IAC
- Formation: July 1969
- Headquarters: 100 North Senate Avenue, Room N505, Indianapolis, IN 46204-2741
- Executive Director: Miah Michaelsen
- Deputy Director and Chief of Staff: André Zhang Sonera
- Website: www.in.gov/arts/

= Indiana Arts Commission =

American state government agency

The Indiana Arts Commission (IAC) is a government agency that works in supporting and funding artists and art programs in Indiana. They also provide training and resources to the community and partner organizations, as well as research on the effects of their programs on people and communities and workshops to support work in the arts. They have grants available to apply to for funding the arts in Indiana cities and counties. Additionally, the IAC designates cultural areas/districts in Indiana, alongside the Indianapolis Historic Preservation Commission. There are 11 regional arts partners of the IAC. Each individual regional partner have their own grants that individuals and art groups in the region can apply to.

== History ==
The IAC was established in 1969. In 1997, it worked jointly with 12 community art organizations to provide help and funding to arts around the Indiana area, establishing the organizations as Regional Art Partners (RAP) of the IAC. Each Region was made up of a series of counties and had their own specific organization working with the IAC. Currently, there are 11 regional art partners, named 1-10 and skipping 11, the last being region 12.

The 2018 Indiana Arts Homecoming was held in October in Fort Wayne. It held 30 learning sessions and over 2 days, and contained an award ceremony for the arts.

== Grant and outreach programs ==
The IAC has two continuous art grant programs named the Arts Project Support (APS) and Arts Organization Support (AOS) grants. The APS grant allows applicants to request up to $4,000, and the AOS grant allows up to two years of project funding.

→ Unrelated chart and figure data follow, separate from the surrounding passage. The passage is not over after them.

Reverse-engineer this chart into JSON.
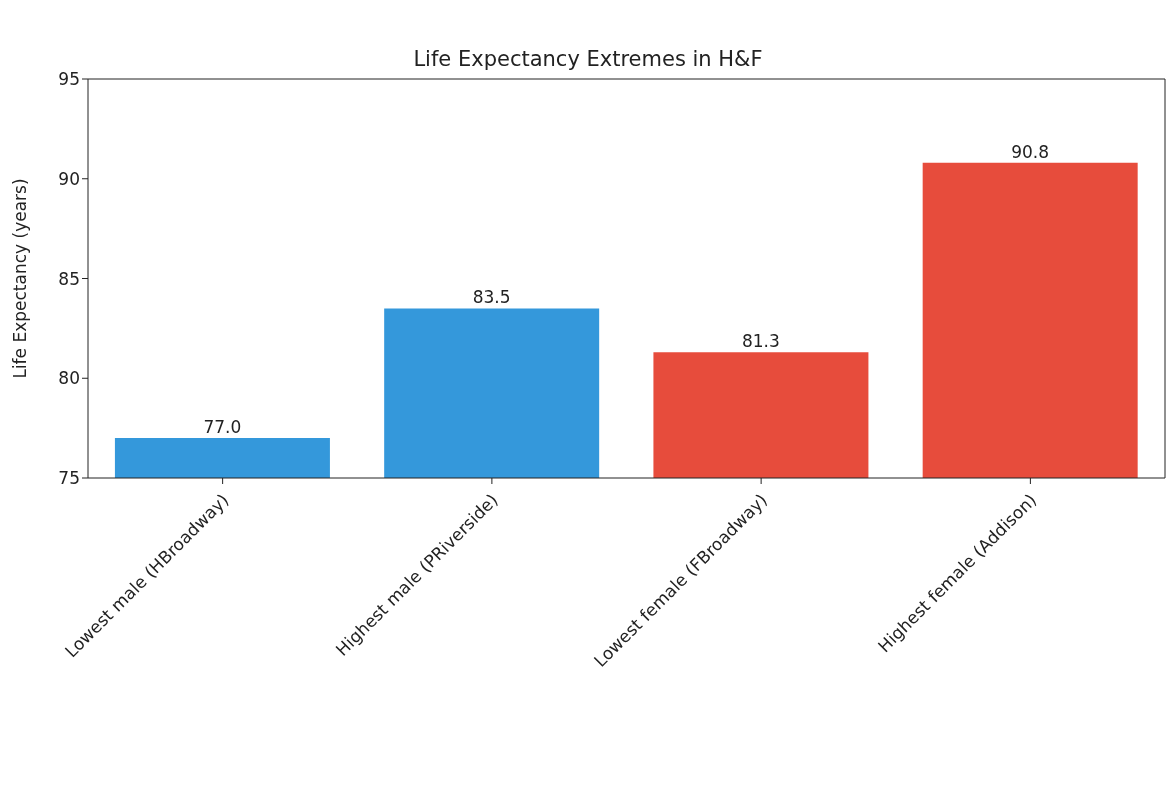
{
  "chart_data": {
    "type": "bar",
    "title": "Life Expectancy Extremes in H&F",
    "ylabel": "Life Expectancy (years)",
    "categories": [
      "Lowest male (HBroadway)",
      "Highest male (PRiverside)",
      "Lowest female (FBroadway)",
      "Highest female (Addison)"
    ],
    "values": [
      77.0,
      83.5,
      81.3,
      90.8
    ],
    "colors": [
      "#3498db",
      "#3498db",
      "#e74c3c",
      "#e74c3c"
    ],
    "value_labels": [
      "77.0",
      "83.5",
      "81.3",
      "90.8"
    ],
    "ylim": [
      75,
      95
    ],
    "yticks": [
      75,
      80,
      85,
      90,
      95
    ],
    "grid": false
  }
}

The IAC awarded $3.5 million to 338 art and culture-based non-profits over 77 counties in the two-year fiscal cycle that the grant program operates on in 2024. One of the awarded organizations that year was the Sullivan-Munce Cultural Center in Zionsville, which received $9,867 from both the AOS and the APS programs that same year. The next year, Columbia City Connect earned the $4,000 from the APS program.

In 2015, the Indiana Arts Commission opened up two new grant programs for the Indiana Bicentennial: Arts in the Parks and Indiana Masterpiece. Arts in the Parks offers up to $3,000, and Indiana Masterpiece offers up to $20,000.

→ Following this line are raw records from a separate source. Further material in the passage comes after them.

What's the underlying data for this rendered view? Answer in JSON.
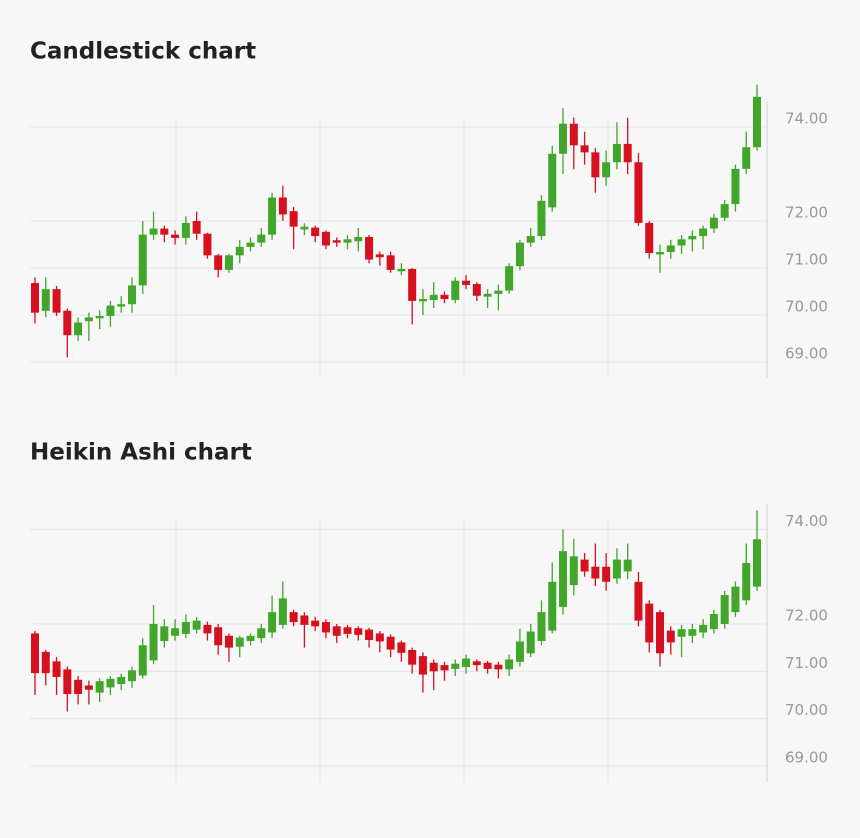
{
  "chart_data": [
    {
      "type": "candlestick",
      "title": "Candlestick chart",
      "up_color": "#41a62a",
      "down_color": "#d6101f",
      "grid": true,
      "ylim": [
        68.66,
        75.0
      ],
      "yticks": [
        {
          "value": 74,
          "label": "74.00"
        },
        {
          "value": 72,
          "label": "72.00"
        },
        {
          "value": 71,
          "label": "71.00"
        },
        {
          "value": 70,
          "label": "70.00"
        },
        {
          "value": 69,
          "label": "69.00"
        }
      ],
      "open": [
        70.68,
        70.09,
        70.55,
        70.09,
        69.57,
        69.87,
        69.93,
        69.98,
        70.18,
        70.23,
        70.63,
        71.71,
        71.84,
        71.71,
        71.64,
        72.0,
        71.73,
        71.27,
        70.96,
        71.27,
        71.45,
        71.54,
        71.71,
        72.5,
        72.21,
        71.82,
        71.86,
        71.77,
        71.59,
        71.54,
        71.57,
        71.66,
        71.29,
        71.27,
        70.93,
        70.98,
        70.29,
        70.32,
        70.43,
        70.32,
        70.73,
        70.66,
        70.39,
        70.45,
        70.52,
        71.04,
        71.54,
        71.68,
        72.29,
        73.43,
        74.07,
        73.61,
        73.46,
        72.93,
        73.25,
        73.64,
        73.25,
        71.96,
        71.29,
        71.34,
        71.48,
        71.61,
        71.68,
        71.84,
        72.07,
        72.36,
        73.11,
        73.57
      ],
      "high": [
        70.8,
        70.8,
        70.62,
        70.14,
        69.95,
        70.05,
        70.1,
        70.3,
        70.4,
        70.8,
        72.0,
        72.2,
        71.9,
        71.8,
        72.1,
        72.2,
        71.75,
        71.3,
        71.3,
        71.6,
        71.65,
        71.85,
        72.6,
        72.75,
        72.3,
        71.95,
        71.9,
        71.8,
        71.65,
        71.7,
        71.85,
        71.7,
        71.35,
        71.35,
        71.1,
        71.0,
        70.55,
        70.7,
        70.5,
        70.8,
        70.85,
        70.7,
        70.55,
        70.65,
        71.1,
        71.6,
        71.85,
        72.55,
        73.6,
        74.4,
        74.2,
        73.9,
        73.55,
        73.5,
        74.1,
        74.2,
        73.45,
        72.0,
        71.5,
        71.6,
        71.7,
        71.8,
        71.9,
        72.15,
        72.45,
        73.2,
        73.9,
        74.9
      ],
      "low": [
        69.82,
        69.95,
        69.98,
        69.1,
        69.45,
        69.45,
        69.7,
        69.75,
        70.05,
        70.05,
        70.45,
        71.6,
        71.55,
        71.5,
        71.5,
        71.6,
        71.2,
        70.8,
        70.9,
        71.1,
        71.35,
        71.45,
        71.6,
        72.0,
        71.4,
        71.7,
        71.55,
        71.4,
        71.45,
        71.4,
        71.35,
        71.1,
        71.05,
        70.9,
        70.85,
        69.8,
        70.0,
        70.15,
        70.25,
        70.25,
        70.55,
        70.3,
        70.15,
        70.1,
        70.45,
        70.95,
        71.45,
        71.6,
        72.2,
        73.0,
        73.1,
        73.2,
        72.6,
        72.75,
        73.1,
        73.0,
        71.9,
        71.2,
        70.9,
        71.2,
        71.3,
        71.35,
        71.4,
        71.75,
        72.0,
        72.2,
        73.0,
        73.5
      ],
      "close": [
        70.05,
        70.55,
        70.05,
        69.57,
        69.84,
        69.95,
        69.98,
        70.2,
        70.23,
        70.63,
        71.71,
        71.84,
        71.71,
        71.64,
        71.96,
        71.73,
        71.27,
        70.96,
        71.27,
        71.45,
        71.54,
        71.71,
        72.5,
        72.14,
        71.88,
        71.88,
        71.68,
        71.48,
        71.54,
        71.61,
        71.66,
        71.18,
        71.23,
        70.96,
        70.98,
        70.3,
        70.34,
        70.43,
        70.34,
        70.73,
        70.64,
        70.41,
        70.45,
        70.52,
        71.04,
        71.54,
        71.68,
        72.43,
        73.43,
        74.07,
        73.61,
        73.46,
        72.93,
        73.25,
        73.64,
        73.25,
        71.96,
        71.32,
        71.34,
        71.48,
        71.61,
        71.68,
        71.84,
        72.07,
        72.36,
        73.11,
        73.57,
        74.64
      ]
    },
    {
      "type": "candlestick",
      "title": "Heikin Ashi chart",
      "up_color": "#41a62a",
      "down_color": "#d6101f",
      "grid": true,
      "ylim": [
        68.66,
        75.0
      ],
      "yticks": [
        {
          "value": 74,
          "label": "74.00"
        },
        {
          "value": 72,
          "label": "72.00"
        },
        {
          "value": 71,
          "label": "71.00"
        },
        {
          "value": 70,
          "label": "70.00"
        },
        {
          "value": 69,
          "label": "69.00"
        }
      ],
      "open": [
        71.8,
        71.41,
        71.21,
        71.04,
        70.82,
        70.7,
        70.55,
        70.66,
        70.73,
        70.79,
        70.91,
        71.23,
        71.64,
        71.75,
        71.79,
        71.88,
        71.98,
        71.93,
        71.75,
        71.52,
        71.64,
        71.7,
        71.82,
        71.98,
        72.25,
        72.18,
        72.07,
        72.04,
        71.95,
        71.93,
        71.91,
        71.88,
        71.8,
        71.73,
        71.61,
        71.45,
        71.32,
        71.18,
        71.13,
        71.05,
        71.09,
        71.21,
        71.18,
        71.14,
        71.04,
        71.2,
        71.38,
        71.64,
        71.86,
        72.36,
        72.82,
        73.36,
        73.21,
        73.21,
        72.96,
        73.11,
        72.89,
        72.43,
        72.25,
        71.86,
        71.73,
        71.75,
        71.82,
        71.89,
        72.0,
        72.25,
        72.5,
        72.79
      ],
      "high": [
        71.85,
        71.45,
        71.3,
        71.1,
        70.9,
        70.8,
        70.85,
        70.9,
        70.95,
        71.1,
        71.7,
        72.4,
        72.1,
        72.1,
        72.2,
        72.15,
        72.05,
        72.0,
        71.8,
        71.75,
        71.8,
        72.0,
        72.6,
        72.9,
        72.3,
        72.25,
        72.15,
        72.1,
        72.0,
        71.98,
        71.95,
        71.92,
        71.85,
        71.78,
        71.65,
        71.5,
        71.4,
        71.25,
        71.2,
        71.25,
        71.35,
        71.25,
        71.22,
        71.2,
        71.35,
        71.9,
        72.0,
        72.5,
        73.3,
        74.0,
        73.8,
        73.5,
        73.7,
        73.5,
        73.6,
        73.7,
        73.1,
        72.5,
        72.3,
        71.95,
        71.98,
        72.0,
        72.1,
        72.3,
        72.7,
        72.9,
        73.7,
        74.4
      ],
      "low": [
        70.5,
        70.7,
        70.5,
        70.15,
        70.3,
        70.3,
        70.35,
        70.5,
        70.6,
        70.65,
        70.85,
        71.15,
        71.5,
        71.65,
        71.7,
        71.8,
        71.65,
        71.35,
        71.2,
        71.3,
        71.55,
        71.6,
        71.7,
        71.9,
        71.95,
        71.5,
        71.85,
        71.7,
        71.6,
        71.7,
        71.65,
        71.5,
        71.4,
        71.3,
        71.2,
        70.95,
        70.55,
        70.6,
        70.8,
        70.9,
        70.95,
        71.0,
        70.95,
        70.85,
        70.9,
        71.1,
        71.3,
        71.55,
        71.8,
        72.2,
        72.6,
        73.0,
        72.8,
        72.7,
        72.85,
        72.95,
        71.95,
        71.4,
        71.1,
        71.35,
        71.3,
        71.6,
        71.7,
        71.8,
        71.9,
        72.15,
        72.4,
        72.7
      ],
      "close": [
        70.96,
        70.96,
        70.88,
        70.52,
        70.52,
        70.61,
        70.79,
        70.84,
        70.88,
        71.02,
        71.55,
        72.0,
        71.95,
        71.91,
        72.04,
        72.07,
        71.8,
        71.55,
        71.5,
        71.71,
        71.75,
        71.91,
        72.25,
        72.54,
        72.04,
        71.98,
        71.95,
        71.82,
        71.75,
        71.79,
        71.77,
        71.66,
        71.63,
        71.46,
        71.39,
        71.14,
        70.93,
        71.0,
        71.02,
        71.16,
        71.27,
        71.13,
        71.05,
        71.04,
        71.25,
        71.63,
        71.84,
        72.25,
        72.89,
        73.54,
        73.43,
        73.11,
        72.96,
        72.89,
        73.36,
        73.36,
        72.07,
        71.61,
        71.38,
        71.61,
        71.89,
        71.89,
        71.98,
        72.21,
        72.61,
        72.79,
        73.29,
        73.79
      ]
    }
  ]
}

In 2023, the IAC was given over $1 million in funding by the National Endowment for the Arts to provide grants to organizations throughout the state.

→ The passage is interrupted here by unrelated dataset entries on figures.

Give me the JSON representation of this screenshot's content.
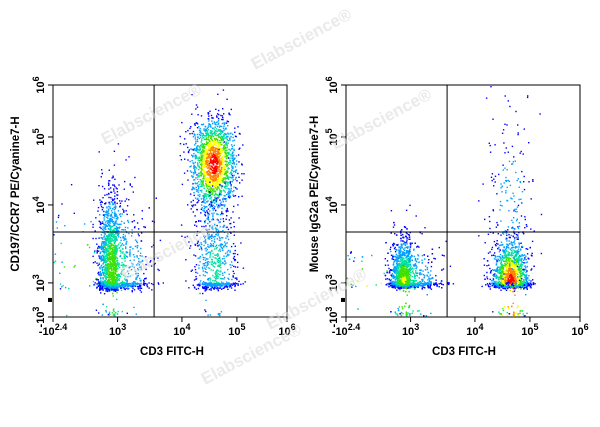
{
  "watermark": "Elabscience®",
  "chart_data": [
    {
      "type": "scatter",
      "subtype": "flow-cytometry-density-dot-plot",
      "xlabel": "CD3 FITC-H",
      "ylabel": "CD197/CCR7 PE/Cyanine7-H",
      "x_scale": "biexponential",
      "y_scale": "biexponential",
      "x_ticks": [
        "-10",
        "2.4",
        "3",
        "4",
        "5",
        "6"
      ],
      "y_ticks": [
        "-10",
        "3",
        "3",
        "4",
        "5",
        "6"
      ],
      "x_tick_display": [
        {
          "base": "-10",
          "exp": "2.4"
        },
        {
          "base": "10",
          "exp": "3"
        },
        {
          "base": "10",
          "exp": "4"
        },
        {
          "base": "10",
          "exp": "5"
        },
        {
          "base": "10",
          "exp": "6"
        }
      ],
      "y_tick_display": [
        {
          "base": "-10",
          "exp": "3"
        },
        {
          "base": "10",
          "exp": "3"
        },
        {
          "base": "10",
          "exp": "4"
        },
        {
          "base": "10",
          "exp": "5"
        },
        {
          "base": "10",
          "exp": "6"
        }
      ],
      "quadrant_gate": {
        "x": 3700,
        "y": 4500
      },
      "color_scale": [
        "#0000ff",
        "#00a0ff",
        "#00e0a0",
        "#40e000",
        "#ffff00",
        "#ff8000",
        "#ff0000"
      ],
      "populations": [
        {
          "x_center": 500,
          "y_center": 1500,
          "x_spread_decades": 0.36,
          "y_spread_decades": 0.45,
          "events": 2200,
          "peak_color": "green"
        },
        {
          "x_center": 38000,
          "y_center": 40000,
          "x_spread_decades": 0.2,
          "y_spread_decades": 0.34,
          "events": 1700,
          "peak_color": "red"
        },
        {
          "x_center": 40000,
          "y_center": 1600,
          "x_spread_decades": 0.2,
          "y_spread_decades": 0.45,
          "events": 700,
          "peak_color": "cyan"
        }
      ]
    },
    {
      "type": "scatter",
      "subtype": "flow-cytometry-density-dot-plot",
      "xlabel": "CD3 FITC-H",
      "ylabel": "Mouse IgG2a PE/Cyanine7-H",
      "x_scale": "biexponential",
      "y_scale": "biexponential",
      "x_ticks": [
        "-10",
        "2.4",
        "3",
        "4",
        "5",
        "6"
      ],
      "y_ticks": [
        "-10",
        "3",
        "3",
        "4",
        "5",
        "6"
      ],
      "x_tick_display": [
        {
          "base": "-10",
          "exp": "2.4"
        },
        {
          "base": "10",
          "exp": "3"
        },
        {
          "base": "10",
          "exp": "4"
        },
        {
          "base": "10",
          "exp": "5"
        },
        {
          "base": "10",
          "exp": "6"
        }
      ],
      "y_tick_display": [
        {
          "base": "-10",
          "exp": "3"
        },
        {
          "base": "10",
          "exp": "3"
        },
        {
          "base": "10",
          "exp": "4"
        },
        {
          "base": "10",
          "exp": "5"
        },
        {
          "base": "10",
          "exp": "6"
        }
      ],
      "quadrant_gate": {
        "x": 3700,
        "y": 4500
      },
      "color_scale": [
        "#0000ff",
        "#00a0ff",
        "#00e0a0",
        "#40e000",
        "#ffff00",
        "#ff8000",
        "#ff0000"
      ],
      "populations": [
        {
          "x_center": 450,
          "y_center": 1000,
          "x_spread_decades": 0.36,
          "y_spread_decades": 0.26,
          "events": 2400,
          "peak_color": "yellow-green"
        },
        {
          "x_center": 45000,
          "y_center": 1000,
          "x_spread_decades": 0.16,
          "y_spread_decades": 0.26,
          "events": 2000,
          "peak_color": "red"
        },
        {
          "x_center": 45000,
          "y_center": 8000,
          "x_spread_decades": 0.22,
          "y_spread_decades": 0.75,
          "events": 220,
          "peak_color": "blue"
        }
      ]
    }
  ]
}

An Eskenazi Museum of Art outreach program, called the Eskenazi Museum of Art Look Club, receives analytic information and financial support from the IAC. It was formed in 2018, and has been functioning since then. The program provides art collections to rural elementary schools.

The Lifelong Arts Indiana program is an ongoing program in the IAC to understand art and culture and how it improves older people's physical and mental health, personal life, and social life.

== Regions ==
Region 1 is the Greater Gary area, run by the South Shore Arts Center based in Munster, IN. Region 2 is the Greater South Bend area, run by the Community Foundation of St. Joseph County based in South Bend, IN. Region 3 is the Greater Fort Wayne area, run by Arts United of Greater Fort Wayne, Inc based in Fort Wayne, IN. Region 4 is the Greater Lafayette area, run by The Arts Federation based in Lafayette, IN. Region 5 is the Greater Muncie area, run by the Community Foundation of Randolph County based in Winchester, IN. Region 6 is the Greater Terre Haute area, run by Arts Iliana in Terre Haute, IN. Region 7 is the Greater Indianapolis area, run by Noblesville Creates in Noblesville, IN. Region 8 is the Greater Bloomington area, run by Deanna Poelsma of Glazed & Confused Creations. Region 9 is the Greater Columbus area, run by the Columbus Area Arts Council based in Columbus, IN. Region 10 is the Greater Evansville area, run by the Arts Council of Southwestern Indiana based in Lakeville, IN. Region 12 is the Greater New Albany area, which is also run by Deanna Poelsma.

The City of Fisher's Nickel Plate District is one of 10 cultural districts designated by the state of Indiana. It was designated in 2018.